This method will update the value for a key, if the key already
exists. If the key does not exist, it will fail and return an
error. Replace is useful in cases where
you do care whether or not a key exists, for instance, your
application logic will perform one action if a key exists, but
perform another action if the key does not exist. This method is
roughly analogous to a UPDATE command in SQL.
For instance, going back to a game application example, imagine you want to show new users a special offerings page with a variety of new games. In this case you could have a document in Couchbase Server which stores last login times for users. When a new user initially logs in, your application tries to replace the last login document with the current time, but it receive an error that the key does not exist. Your application would then know that the key does not exist because this is the first user login and could then show the special offer page.
Some Couchbase Server developers prefer to exclusively use
replace anytime they update items; this
way they will know whether the key exists or not prior to
updating it; using replace will it
provides error information if the key is missing which you can
handle in your application logic.
In Couchbase SDKs you can update the value with
replace while simultaneously updating
the document expiration.
Here is a simple example of replace in
Ruby:
c.replace("foo", "bar")
This will replace the value for the key foo
with the new string 'bar'; if the key does not exist, it will
return a 'key not found' error. The following example
demonstrates use of replace in PHP:
$script_access_count=$cb_obj->get($script_name); $cb_obj->replace("DATE::" . $script_name,date("F j, Y, g:i:s a "));
In this example we use the replace to
update the latest access date and time for a server script. We
update the date and time using a standard PHP date format.

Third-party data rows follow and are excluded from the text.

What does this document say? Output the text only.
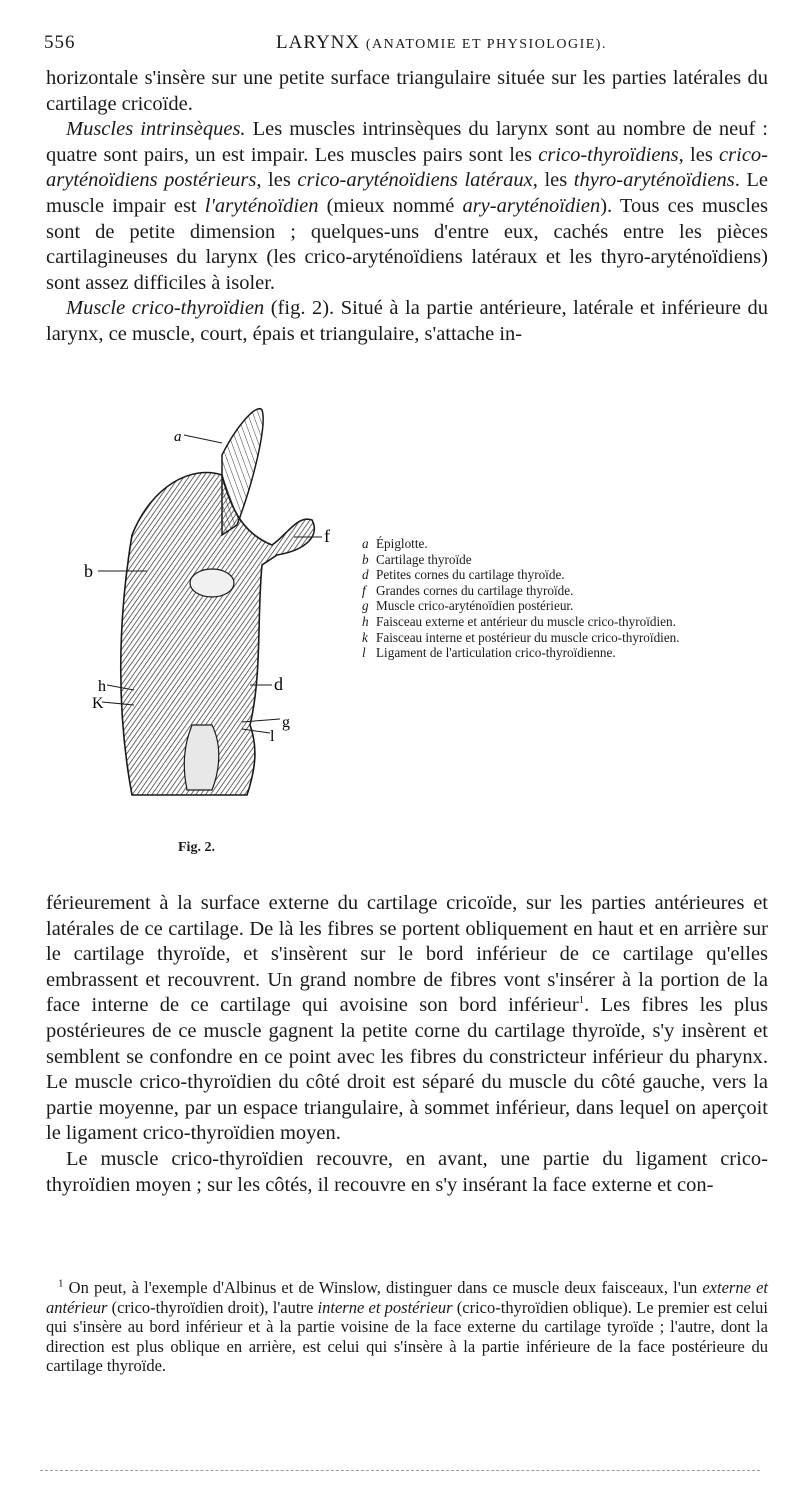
556	LARYNX (ANATOMIE ET PHYSIOLOGIE).

horizontale s'insère sur une petite surface triangulaire située sur les parties latérales du cartilage cricoïde.

Muscles intrinsèques. Les muscles intrinsèques du larynx sont au nombre de neuf : quatre sont pairs, un est impair. Les muscles pairs sont les crico-thyroïdiens, les crico-aryténoïdiens postérieurs, les crico-aryténoïdiens latéraux, les thyro-aryténoïdiens. Le muscle impair est l'aryténoïdien (mieux nommé ary-aryténoïdien). Tous ces muscles sont de petite dimension ; quelques-uns d'entre eux, cachés entre les pièces cartilagineuses du larynx (les crico-aryténoïdiens latéraux et les thyro-aryténoïdiens) sont assez difficiles à isoler.

Muscle crico-thyroïdien (fig. 2). Situé à la partie antérieure, latérale et inférieure du larynx, ce muscle, court, épais et triangulaire, s'attache in-

a
b
f
d
h
K
g
l
Fig. 2.
a Épiglotte.
b Cartilage thyroïde
d Petites cornes du cartilage thyroïde.
f Grandes cornes du cartilage thyroïde.
g Muscle crico-aryténoïdien postérieur.
h Faisceau externe et antérieur du muscle crico-thyroïdien.
k Faisceau interne et postérieur du muscle crico-thyroïdien.
l Ligament de l'articulation crico-thyroïdienne.

férieurement à la surface externe du cartilage cricoïde, sur les parties antérieures et latérales de ce cartilage. De là les fibres se portent obliquement en haut et en arrière sur le cartilage thyroïde, et s'insèrent sur le bord inférieur de ce cartilage qu'elles embrassent et recouvrent. Un grand nombre de fibres vont s'insérer à la portion de la face interne de ce cartilage qui avoisine son bord inférieur$^1$. Les fibres les plus postérieures de ce muscle gagnent la petite corne du cartilage thyroïde, s'y insèrent et semblent se confondre en ce point avec les fibres du constricteur inférieur du pharynx. Le muscle crico-thyroïdien du côté droit est séparé du muscle du côté gauche, vers la partie moyenne, par un espace triangulaire, à sommet inférieur, dans lequel on aperçoit le ligament crico-thyroïdien moyen.

Le muscle crico-thyroïdien recouvre, en avant, une partie du ligament crico-thyroïdien moyen ; sur les côtés, il recouvre en s'y insérant la face externe et con-

$^1$ On peut, à l'exemple d'Albinus et de Winslow, distinguer dans ce muscle deux faisceaux, l'un externe et antérieur (crico-thyroïdien droit), l'autre interne et postérieur (crico-thyroïdien oblique). Le premier est celui qui s'insère au bord inférieur et à la partie voisine de la face externe du cartilage tyroïde ; l'autre, dont la direction est plus oblique en arrière, est celui qui s'insère à la partie inférieure de la face postérieure du cartilage thyroïde.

The equivalent call in the memcached protocol is
replace; for more information, see
memcached
protocol.
If a key does not exist, you will receive 'key not found' type
error. If you receive this error and you expected it to exist,
you should check your application logic to see why it does not
exist. Any logic that creates that type of key, or any logic
that deletes it may inadvertently cause that error. Another
reason why you might get this error is that the item expired;
once a key is expired Couchbase Server will return a 'key not
found' error in response to a replace
request. So you will want to check any explicit expiration set
for that key.
One option to handle this error is to create the value if it
does not already exist. After you receive an error that the
value could not be replaced, you can attempt an
add to create the key.
The types of errors that can occur during this operation include 1) inability to connect to a node, or 2) some error exists while attempting to format a value being set. If you have a connection-level error you may need to reattempt connection, and possibly check the status of the server. If you have an error with the size of your value or formatting, you need to check the value itself, and how it is encoded and see if there are any issues that make the item incompatible with Couchbase Server.